Anniversaries are for remembering. Today is St. Patrick’s Day, the “wearing of the green” annual celebration of the 31.5 million Americans, (just under 10 per cent of the U.S population) who claim Irish ancestry. Since my mother was raised by her Irish grandmother, who left Ireland with her husband and their first child during the time of “the Great Hunger,” I’m up on some of the details that caused 1.5 million adults and children to leave their Irish homeland in the mid-1850s. Another name for this event is “The Potato Famine,” because this mass exodus was due to the failure of the main crop people depended on for food. One million people starved to death or died over a five-year period of diseases caused by malnutrition, and by the fact that the English government provided little to no relief. A hundred thousand people died on the ocean crossing in what became known as “coffin ships.” Survival of one’s ancestors is worth celebrating, and what they survived is a cause still caring about.
Two years ago, the St. Patrick’s Day parade was cancelled when the world as we knew it shut down, due to the SARS-CoV-2 virus. Where were you when the shutdown occurred? How have you been impacted?
I was on the computer in my dance studio, and I remember staring at the screen, and talking out loud to myself. “Given your age, you may never be able to leave this room, Missy, I said in what I hoped was a firm enough, no-nonsense voice. “If you want a life. If you want to make a contribution, it’s gonna have to be through the tiny little boxes on this screen. I’m still amazed that I could become savvy enough, with the help of friends, to transfer what I was doing in real life to the online platform.  I’m still even more surprised that connecting that way works for students, clients, and even family members. I know many students didn’t fare as well, but when I jumped online to help my then 8-year-old granddaughter, who was being homeschooled by her parents, we began having a grand old time. I’ve gotten to be a part of, and witness to, her developing confidence in her reading and writing skills, and our relationship has really benefited.
Anniversaries are for reflection, to make sense out of what happened. Though the impact from Covid has not been equitable or equal, few lives have been untouched. One and a half million people in the U.S have died, five million world-wide. I am grateful that I did not lose a family member to Covid, though it’s a small wonder how that was possible, since before the vaccine, my elderly sister was in a nursing home which was a place where many deaths occurred country wide. Some family members did not ever get vaccinated, and some, both vaccinated and not vaccinated, got Covid, but thankfully survived. For every person who died, there are, on average eight other people strongly affected by their death, so 12 million people in this country have lost loved ones, 40 million have lost loved ones world-wide.
Now still fresh from our own brushes with death and disease, we see daily images streaming across our screens, of millions of Ukrainian people being driven from their homes by Russian weapons of destruction. Patients in hospitals must leave as bombs fall. Families lose their homes and become refugees while neighboring countries are called on to provide shelter. The inhumanity of it all reminds us that, as the 60s poster with the sunflower proclaimed, “War is not healthy for children and other living things.”

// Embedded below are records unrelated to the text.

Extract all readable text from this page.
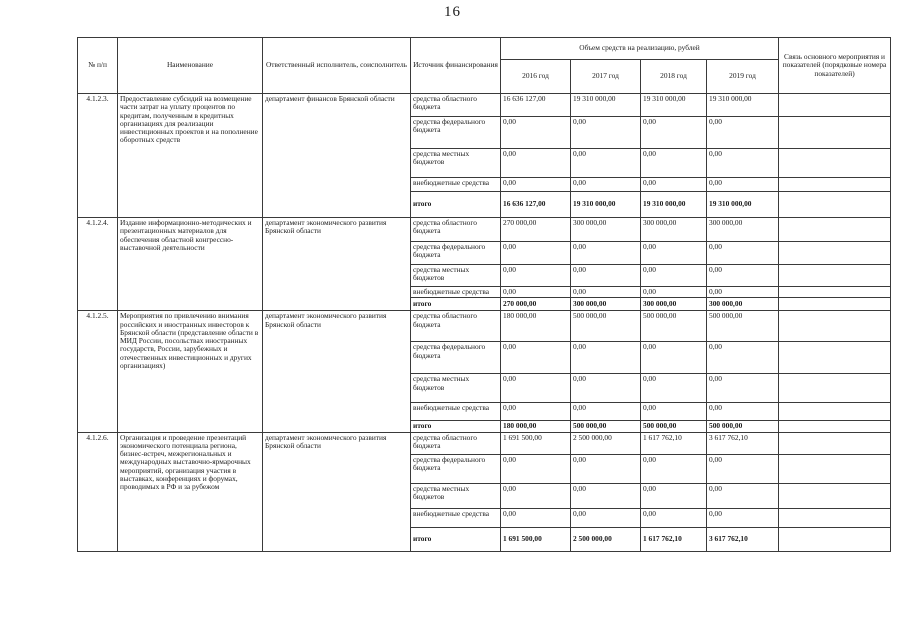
16
№ п/п	Наименование	Ответственный исполнитель, соисполнитель	Источник финансирования	Объем средств на реализацию, рублей				Связь основного мероприятия и показателей (порядковые номера показателей)
				2016 год	2017 год	2018 год	2019 год	
4.1.2.3.	Предоставление субсидий на возмещение части затрат на уплату процентов по кредитам, полученным в кредитных организациях для реализации инвестиционных проектов и на пополнение оборотных средств	департамент финансов Брянской области	средства областного бюджета	16 636 127,00	19 310 000,00	19 310 000,00	19 310 000,00	
			средства федерального бюджета	0,00	0,00	0,00	0,00	
			средства местных бюджетов	0,00	0,00	0,00	0,00	
			внебюджетные средства	0,00	0,00	0,00	0,00	
			итого	16 636 127,00	19 310 000,00	19 310 000,00	19 310 000,00	
4.1.2.4.	Издание информационно-методических и презентационных материалов для обеспечения областной конгрессно-выставочной деятельности	департамент экономического развития Брянской области	средства областного бюджета	270 000,00	300 000,00	300 000,00	300 000,00	
			средства федерального бюджета	0,00	0,00	0,00	0,00	
			средства местных бюджетов	0,00	0,00	0,00	0,00	
			внебюджетные средства	0,00	0,00	0,00	0,00	
			итого	270 000,00	300 000,00	300 000,00	300 000,00	
4.1.2.5.	Мероприятия по привлечению внимания российских и иностранных инвесторов к Брянской области (представление области в МИД России, посольствах иностранных государств, России, зарубежных и отечественных инвестиционных и других организациях)	департамент экономического развития Брянской области	средства областного бюджета	180 000,00	500 000,00	500 000,00	500 000,00	
			средства федерального бюджета	0,00	0,00	0,00	0,00	
			средства местных бюджетов	0,00	0,00	0,00	0,00	
			внебюджетные средства	0,00	0,00	0,00	0,00	
			итого	180 000,00	500 000,00	500 000,00	500 000,00	
4.1.2.6.	Организация и проведение презентаций экономического потенциала региона, бизнес-встреч, межрегиональных и международных выставочно-ярмарочных мероприятий, организация участия в выставках, конференциях и форумах, проводимых в РФ и за рубежом	департамент экономического развития Брянской области	средства областного бюджета	1 691 500,00	2 500 000,00	1 617 762,10	3 617 762,10	
			средства федерального бюджета	0,00	0,00	0,00	0,00	
			средства местных бюджетов	0,00	0,00	0,00	0,00	
			внебюджетные средства	0,00	0,00	0,00	0,00	
			итого	1 691 500,00	2 500 000,00	1 617 762,10	3 617 762,10	
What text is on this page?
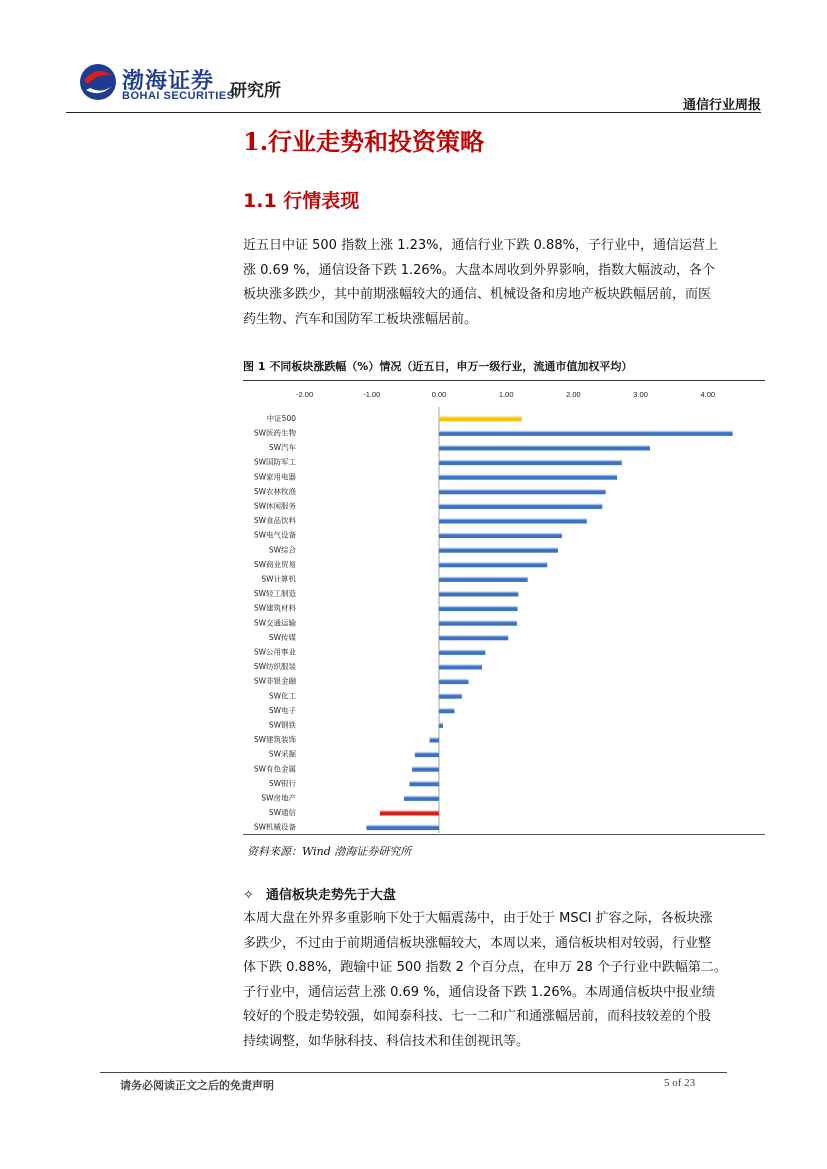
渤海证券
BOHAI SECURITIES
研究所
通信行业周报
1.行业走势和投资策略
1.1 行情表现
近五日中证 500 指数上涨 1.23%，通信行业下跌 0.88%，子行业中，通信运营上
涨 0.69 %，通信设备下跌 1.26%。大盘本周收到外界影响，指数大幅波动，各个
板块涨多跌少，其中前期涨幅较大的通信、机械设备和房地产板块跌幅居前，而医
药生物、汽车和国防军工板块涨幅居前。
图 1 不同板块涨跌幅（%）情况（近五日，申万一级行业，流通市值加权平均）
-2.00	-1.00	0.00	1.00	2.00	3.00	4.00
中证500
SW医药生物
SW汽车
SW国防军工
SW家用电器
SW农林牧渔
SW休闲服务
SW食品饮料
SW电气设备
SW综合
SW商业贸易
SW计算机
SW轻工制造
SW建筑材料
SW交通运输
SW传媒
SW公用事业
SW纺织服装
SW非银金融
SW化工
SW电子
SW钢铁
SW建筑装饰
SW采掘
SW有色金属
SW银行
SW房地产
SW通信
SW机械设备
资料来源：Wind 渤海证券研究所
✧ 通信板块走势先于大盘
本周大盘在外界多重影响下处于大幅震荡中，由于处于 MSCI 扩容之际，各板块涨
多跌少，不过由于前期通信板块涨幅较大，本周以来，通信板块相对较弱，行业整
体下跌 0.88%，跑输中证 500 指数 2 个百分点，在申万 28 个子行业中跌幅第二。
子行业中，通信运营上涨 0.69 %，通信设备下跌 1.26%。本周通信板块中报业绩
较好的个股走势较强，如闻泰科技、七一二和广和通涨幅居前，而科技较差的个股
持续调整，如华脉科技、科信技术和佳创视讯等。
请务必阅读正文之后的免责声明	5 of 23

It’s looking hopeful that the worst of this war with Covid is coming to an end. Infectious disease specialists seem to be getting some clarity for the future – Andrew Badley, MD from the Mayo clinic says we will continue to see new cases for years to come, and doctors at John Hopkins expect the virus “will be ever present for the remaining history of our species.”  Hopefully, we’ll live more gracefully with it and the need for the risk-benefit assessment we’ve been doing before every activity we want to engage in can be streamlined or eliminated. We can hope that soon, the mask on, mask off maneuvers can come to a halt, and we’ll just keep a mask on hand, like a handkerchief, just in case it’s needed.
Someday we will have a public memorial to remember this time in history, to honor those who lost their lives to Covid, and those selfless healthcare workers who cared for them. Perhaps it will be like the Irish Hunger Memorial in New York City’s Wall Street Area–a parklet outdoor garden above the pedestrian walkway, with poems and statistics, quotes, and 60 types of flora from Ireland. Learning from history is not one of the super-powers of our American culture, but noting anniversaries and building and visiting memorials can help us get better at it.